Anti-social behaviour victims 'to pick punishments'
Victims of anti-social behaviour will be able to choose the punishment for offenders under government plans.
They will be given the right to choose from a list of out-of-court penalties handed down to tackle low-level crime.
The draft Anti-Social Behaviour Bill will also allow people to demand meetings with the police if their complaints are not dealt with properly.
Commons Leader Andrew Lansley said the plans, which are being consulted on, would "put victims first".
He told MPs: "Measures include a new community trigger which will empower victims and communities to demand that local agencies deal with persistent problems where they have failed to do so.
"It will also speed up the eviction of anti-social tenants by introducing a faster route for the most serious criminal or anti-social behaviour."
The reforms are designed to replace Labour's so-called Asbos which critics say have become a badge of honour for some offenders.
The "community trigger" is designed to prevent victims like Fiona Pilkington suffering sustained abuse while the authorities fail to crackdown on the culprits.
Ms Pilkington killed herself and her disabled daughter in 2007 after suffering a decade of abuse from local gangs.
'Made to pay'
Mr Lansley said the Home Affairs select committee would scrutinise the draft legislation before making its recommendations in February next year.

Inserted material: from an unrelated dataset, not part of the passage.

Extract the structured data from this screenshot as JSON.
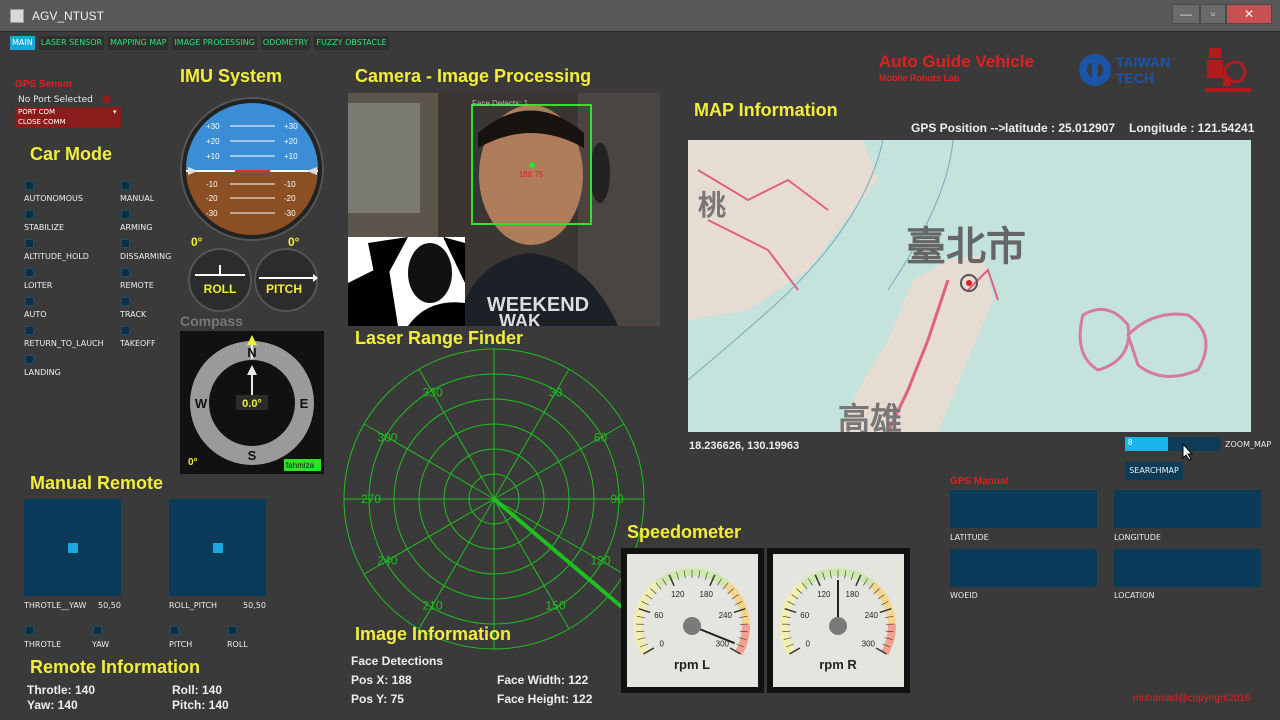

The Home Office is asking members of the public and frontline professionals to give their views on the community remedy before the laws become finalised.
Javed Khan, chief executive of Victim Support, said victims wanted a greater say in how nuisance behaviour and offenders are dealt with.
"Victims can benefit enormously from knowing the offender is being made to pay for what they've done," he said.
He welcomed the community remedy measure which "goes one step further by offering a range of options for the victim to choose from".
A recent survey suggested that more than a third of adults - 36% - would be interested in attending free classes with police officers and volunteers to learn about combating anti-social behaviour and how to avoid danger when walking home alone.
The YouGov poll, paid for by think-tank Policy Exchange, surveyed 1,784 people in England, Wales and Scotland.